Fair enough. But Metheny lives and creates bey

ond the separate experiences of his fanbase.

"I don't have any kind of nostalgic relationship with any of (the music) because it is all still ongoing, and I am still right in the middle of it ... each of the playing environments I have set up over the years are all different versions of my sense of what music can be; what a band can be," Metheny explains. "When I have a group and I have hired certain musicians to be in it, it's because I feel like they are the best guys to help me realize a certain sound that I have and almost primal need to get out.

"And for the most part I feel like each of those areas of interest are still worthwhile. I don't feel like anything I ever started had ever ended. Everything is still ongoing. I could happily play all the music from (breakthrough and definitive album) 'Bright Size Life' right now. It still seems viable — the arguments there still seem valid and worth thinking about. And I could say that about just about everything else going forward."

Metheny is well known as an interpreter and for his spontaneity on the bandstand, but also and in particular for his work as a composer. It's a combination which is somewhat distinctive in jazz, where a rich trove of pre-written "standards" often comprises the launching pad for individual and ensemble improvisations.

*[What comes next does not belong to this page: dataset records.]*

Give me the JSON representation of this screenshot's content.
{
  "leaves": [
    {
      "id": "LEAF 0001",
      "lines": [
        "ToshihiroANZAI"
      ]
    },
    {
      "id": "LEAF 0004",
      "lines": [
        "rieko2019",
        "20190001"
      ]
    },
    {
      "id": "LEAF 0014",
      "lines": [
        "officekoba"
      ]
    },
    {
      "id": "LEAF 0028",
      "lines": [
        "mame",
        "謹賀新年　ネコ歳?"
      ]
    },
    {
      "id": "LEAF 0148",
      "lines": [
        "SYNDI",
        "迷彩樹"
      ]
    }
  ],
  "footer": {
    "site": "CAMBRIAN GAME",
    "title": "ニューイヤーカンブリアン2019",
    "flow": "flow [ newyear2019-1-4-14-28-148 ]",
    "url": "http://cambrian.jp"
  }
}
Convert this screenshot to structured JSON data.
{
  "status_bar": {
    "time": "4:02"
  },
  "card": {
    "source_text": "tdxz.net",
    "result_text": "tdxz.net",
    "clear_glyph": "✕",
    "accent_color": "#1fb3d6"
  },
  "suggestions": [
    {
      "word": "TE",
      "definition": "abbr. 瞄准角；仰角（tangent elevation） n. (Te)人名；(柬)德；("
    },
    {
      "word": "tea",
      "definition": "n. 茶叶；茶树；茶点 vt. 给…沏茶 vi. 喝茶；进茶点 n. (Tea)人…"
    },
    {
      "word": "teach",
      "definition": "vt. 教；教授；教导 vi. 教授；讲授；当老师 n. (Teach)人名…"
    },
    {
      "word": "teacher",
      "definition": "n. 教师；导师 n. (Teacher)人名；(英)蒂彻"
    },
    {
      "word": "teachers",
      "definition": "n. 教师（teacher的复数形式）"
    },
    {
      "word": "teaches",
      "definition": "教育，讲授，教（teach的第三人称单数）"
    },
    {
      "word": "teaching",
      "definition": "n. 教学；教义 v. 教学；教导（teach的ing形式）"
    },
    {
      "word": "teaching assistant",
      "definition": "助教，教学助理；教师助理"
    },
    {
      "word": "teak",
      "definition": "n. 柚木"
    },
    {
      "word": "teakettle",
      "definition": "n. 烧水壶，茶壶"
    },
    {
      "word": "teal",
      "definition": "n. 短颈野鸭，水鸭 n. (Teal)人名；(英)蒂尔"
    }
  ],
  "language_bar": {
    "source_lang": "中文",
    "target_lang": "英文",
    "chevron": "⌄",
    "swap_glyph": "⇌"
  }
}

Harmony, rhythm and melody

"Originally, I came to composing as a way of expanding my reach as an improviser," Metheny says. "It was a way to set up environments for myself to hopefully get to the kinds of playing that I was hearing and that had been eluding me while playing standards or blues forms or the music of other composers."

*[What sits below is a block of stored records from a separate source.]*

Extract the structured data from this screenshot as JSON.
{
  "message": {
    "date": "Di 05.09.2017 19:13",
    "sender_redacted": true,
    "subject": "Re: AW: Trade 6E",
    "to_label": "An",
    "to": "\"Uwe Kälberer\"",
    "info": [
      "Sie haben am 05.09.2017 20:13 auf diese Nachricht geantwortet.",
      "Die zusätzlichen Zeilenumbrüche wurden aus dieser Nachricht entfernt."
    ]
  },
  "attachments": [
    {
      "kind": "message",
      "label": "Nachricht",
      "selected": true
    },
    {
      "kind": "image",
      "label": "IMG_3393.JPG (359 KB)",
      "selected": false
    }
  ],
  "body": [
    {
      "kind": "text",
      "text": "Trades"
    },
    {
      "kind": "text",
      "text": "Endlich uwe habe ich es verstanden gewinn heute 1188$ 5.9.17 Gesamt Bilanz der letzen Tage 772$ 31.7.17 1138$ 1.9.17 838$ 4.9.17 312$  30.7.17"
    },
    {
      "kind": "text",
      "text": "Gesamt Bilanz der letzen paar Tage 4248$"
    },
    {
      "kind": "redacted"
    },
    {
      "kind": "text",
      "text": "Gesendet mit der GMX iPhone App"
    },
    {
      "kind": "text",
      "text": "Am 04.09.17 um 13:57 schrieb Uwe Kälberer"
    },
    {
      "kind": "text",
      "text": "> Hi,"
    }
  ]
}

Metheny describes the acts of improvisation and composition as related but dissimilar best described in meteorological terms.

"Improvising on stage night after night with great musicians is about as hot an environment as there is in music, while sitting alone in a room pondering the merits of B-flat over A-flat for a week can represent an almost glacial pace of musical decision making," Metheny says. "But at the same time, ideally the kinds of things that I love as a listener and music lover are what I aspire to represent, regardless of how they come to be."

In this context, Metheny does directly discuss a song the journalist has asked about, the unbearably lovely and autumnal ballad "Farmer's Trust." The song, which he co-wrote with longtime friend and keyboardist Lyle Mays, who passed away last year, appeared on the live 1983 Pat Metheny Group "Travels" — but Metheny addresses it mostly as it applies to the abstract quality of melody.

"For me," he says, "melody is the most mysterious aspect of music and the tune you mentioned, 'Farmer's Trust,' is an example of a certain kind of melodic writing that comes up for me sometimes,

"While we can slice and dice and define and quantify harmony and rhythm in almost endless ways, melody is nearly impervious to that same kind of analysis. Somehow, my perception of what melody is stands as a kind of invisible glue that holds music together, often in less than obvious ways. The elements that need to be there to make something really work melodically are often elusive and rare ... But in whatever form it takes, I have found that there must be an idea at the core of piece that has a kind of inevitable quality for me — something that could not be anything other than what it is. 'Farmer's Trust' fits that bill; you can't really change a note of it and still have it be what it is."

Will "Farmer's Trust" make it into tonight's Side-Eye set list? Who knows? There's a lot — a LOT— of material that Metheny, Francies and Dyson can and might explore. And any and all of it excites Metheny.

"Regarding the chronology aspect of things," he says, "looking back on almost 50 years of this now, I would be happy to play anything and everything from any point along the way — with anyone and everyone I have ever had in any of my bands. Again, it all seems like one big thing to me and I'm glad to be a part of all of it and to have been able to really live inside of music for such a long time."